We published the policy under a Creative Commons license. We want people to be able to create their own such policies in this space and re-use the parts of our policy that make sense to them without asking permission.

The one part of the policy that will be discussed a lot I'm sure is the section on our community commitment of time to community projects. First, we recognize that free and open source software forms the building blocks of the solutions Optaros develops for our clients. So we need to give back. Second, every consultant has "bench" time (a.k.a. "beach" time depending upon one's point of view) when they are not working for a client. From the business's point of view we would love to have everyone billable all the time, but it simply never works out that way. Likewise, we can't guarantee in advance that we know how much time a consultant can give back. So we have taken the approach that when an employee isn't working on a customer project, they will be working on free and open source software projects that interest them. Think of this as our Google 20% project.  The comments on Chris's post (and Joe's) are right — it's about culture and we want to set the culture at Optaros early.

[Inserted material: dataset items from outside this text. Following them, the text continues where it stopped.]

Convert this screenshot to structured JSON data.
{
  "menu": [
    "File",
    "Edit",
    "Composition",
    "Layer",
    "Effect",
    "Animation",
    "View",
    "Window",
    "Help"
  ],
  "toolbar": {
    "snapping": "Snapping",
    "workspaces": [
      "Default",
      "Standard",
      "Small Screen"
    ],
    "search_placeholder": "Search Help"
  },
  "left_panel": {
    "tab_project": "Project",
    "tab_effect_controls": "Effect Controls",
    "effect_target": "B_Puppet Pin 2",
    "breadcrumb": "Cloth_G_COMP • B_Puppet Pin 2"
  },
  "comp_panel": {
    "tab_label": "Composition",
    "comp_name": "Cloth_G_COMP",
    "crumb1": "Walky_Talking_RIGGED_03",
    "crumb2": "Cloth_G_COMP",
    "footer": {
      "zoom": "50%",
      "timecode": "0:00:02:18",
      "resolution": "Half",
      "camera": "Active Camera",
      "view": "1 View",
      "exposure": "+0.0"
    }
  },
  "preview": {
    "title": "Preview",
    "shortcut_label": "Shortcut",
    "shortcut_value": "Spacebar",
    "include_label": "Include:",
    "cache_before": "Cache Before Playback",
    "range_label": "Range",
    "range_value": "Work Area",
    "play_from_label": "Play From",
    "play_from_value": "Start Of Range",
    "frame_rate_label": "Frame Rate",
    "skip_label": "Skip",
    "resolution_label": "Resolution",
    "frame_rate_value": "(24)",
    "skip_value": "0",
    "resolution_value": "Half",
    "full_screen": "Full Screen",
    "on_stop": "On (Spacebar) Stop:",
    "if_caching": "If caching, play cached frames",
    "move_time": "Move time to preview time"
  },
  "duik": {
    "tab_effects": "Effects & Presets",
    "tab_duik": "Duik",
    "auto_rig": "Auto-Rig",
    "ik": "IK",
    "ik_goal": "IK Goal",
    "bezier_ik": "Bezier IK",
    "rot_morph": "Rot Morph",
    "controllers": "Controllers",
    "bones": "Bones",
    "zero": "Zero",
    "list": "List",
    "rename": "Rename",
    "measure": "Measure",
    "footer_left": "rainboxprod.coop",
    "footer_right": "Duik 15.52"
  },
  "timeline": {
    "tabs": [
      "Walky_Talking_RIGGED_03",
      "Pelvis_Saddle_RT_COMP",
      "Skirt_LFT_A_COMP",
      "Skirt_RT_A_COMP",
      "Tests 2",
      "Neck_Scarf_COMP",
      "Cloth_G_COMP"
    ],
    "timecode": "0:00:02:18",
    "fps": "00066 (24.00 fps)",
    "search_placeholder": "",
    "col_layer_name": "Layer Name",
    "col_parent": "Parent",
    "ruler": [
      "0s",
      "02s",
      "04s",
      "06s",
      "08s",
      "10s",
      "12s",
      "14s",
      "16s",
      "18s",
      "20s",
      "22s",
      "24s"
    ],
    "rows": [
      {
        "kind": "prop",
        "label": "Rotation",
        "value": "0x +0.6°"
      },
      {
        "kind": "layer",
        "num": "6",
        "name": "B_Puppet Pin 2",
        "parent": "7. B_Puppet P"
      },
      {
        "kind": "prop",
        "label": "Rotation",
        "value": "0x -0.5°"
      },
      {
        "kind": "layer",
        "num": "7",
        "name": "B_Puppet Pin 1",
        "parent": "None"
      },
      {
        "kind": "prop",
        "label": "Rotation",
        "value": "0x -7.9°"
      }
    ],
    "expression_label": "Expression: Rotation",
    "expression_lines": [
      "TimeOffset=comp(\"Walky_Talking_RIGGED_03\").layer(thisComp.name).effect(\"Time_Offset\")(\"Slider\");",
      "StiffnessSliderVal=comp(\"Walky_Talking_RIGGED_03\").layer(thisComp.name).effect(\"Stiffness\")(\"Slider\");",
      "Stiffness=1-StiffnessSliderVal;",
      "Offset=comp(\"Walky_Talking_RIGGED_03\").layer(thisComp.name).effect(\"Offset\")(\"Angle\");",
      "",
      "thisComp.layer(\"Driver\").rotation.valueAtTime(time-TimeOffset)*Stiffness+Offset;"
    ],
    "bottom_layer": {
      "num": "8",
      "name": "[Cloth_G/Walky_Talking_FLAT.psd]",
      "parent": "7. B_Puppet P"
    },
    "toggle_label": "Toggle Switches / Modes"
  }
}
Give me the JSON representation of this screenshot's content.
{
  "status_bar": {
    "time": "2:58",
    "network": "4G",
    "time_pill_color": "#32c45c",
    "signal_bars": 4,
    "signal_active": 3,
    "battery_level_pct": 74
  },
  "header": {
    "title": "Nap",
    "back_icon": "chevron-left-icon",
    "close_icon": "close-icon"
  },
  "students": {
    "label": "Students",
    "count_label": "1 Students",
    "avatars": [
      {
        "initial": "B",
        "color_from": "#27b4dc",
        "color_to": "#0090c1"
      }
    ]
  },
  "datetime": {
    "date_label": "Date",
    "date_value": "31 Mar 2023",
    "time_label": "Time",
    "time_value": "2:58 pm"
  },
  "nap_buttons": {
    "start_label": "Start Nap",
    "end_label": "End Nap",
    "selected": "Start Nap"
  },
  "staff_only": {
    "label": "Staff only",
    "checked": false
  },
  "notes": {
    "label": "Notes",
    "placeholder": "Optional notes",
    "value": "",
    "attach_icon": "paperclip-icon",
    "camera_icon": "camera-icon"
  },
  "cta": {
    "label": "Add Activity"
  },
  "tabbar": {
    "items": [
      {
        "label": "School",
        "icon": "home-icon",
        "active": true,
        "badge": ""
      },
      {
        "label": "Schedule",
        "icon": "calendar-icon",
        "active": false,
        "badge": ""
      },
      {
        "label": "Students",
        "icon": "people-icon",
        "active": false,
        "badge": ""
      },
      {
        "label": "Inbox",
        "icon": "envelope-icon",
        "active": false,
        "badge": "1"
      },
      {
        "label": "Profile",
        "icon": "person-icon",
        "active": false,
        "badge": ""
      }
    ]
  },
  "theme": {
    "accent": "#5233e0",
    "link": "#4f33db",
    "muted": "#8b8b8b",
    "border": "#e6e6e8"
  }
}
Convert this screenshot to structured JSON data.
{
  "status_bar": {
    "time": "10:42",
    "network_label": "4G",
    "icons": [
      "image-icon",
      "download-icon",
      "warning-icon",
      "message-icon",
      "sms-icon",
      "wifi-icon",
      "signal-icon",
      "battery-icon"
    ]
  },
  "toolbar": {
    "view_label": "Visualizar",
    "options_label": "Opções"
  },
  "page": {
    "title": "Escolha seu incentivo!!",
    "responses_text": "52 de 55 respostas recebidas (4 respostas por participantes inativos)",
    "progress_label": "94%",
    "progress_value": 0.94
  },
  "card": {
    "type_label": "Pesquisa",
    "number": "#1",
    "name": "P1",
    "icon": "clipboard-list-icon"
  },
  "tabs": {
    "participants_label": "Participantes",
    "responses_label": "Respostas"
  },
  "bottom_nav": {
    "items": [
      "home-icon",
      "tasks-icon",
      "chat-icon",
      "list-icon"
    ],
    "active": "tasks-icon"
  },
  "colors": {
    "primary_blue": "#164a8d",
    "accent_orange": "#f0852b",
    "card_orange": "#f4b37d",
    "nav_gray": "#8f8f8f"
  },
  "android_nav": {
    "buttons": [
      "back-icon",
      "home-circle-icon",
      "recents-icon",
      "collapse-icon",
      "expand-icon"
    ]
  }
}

I appreciate this policy may not go far enough for some in the community, but I think it's a great start as open source software spreads itself deeper into the enterprise, and I look forward to comments and discussions. 

Update (30-Jun-2005): Here are Dave Gynn's views on the policy.  (He also works at Optaros.)
Update (1-Jul-2005): Groklaw has kindly posted our policy and some commentary here.  There's an ongoing discussion at Groklaw.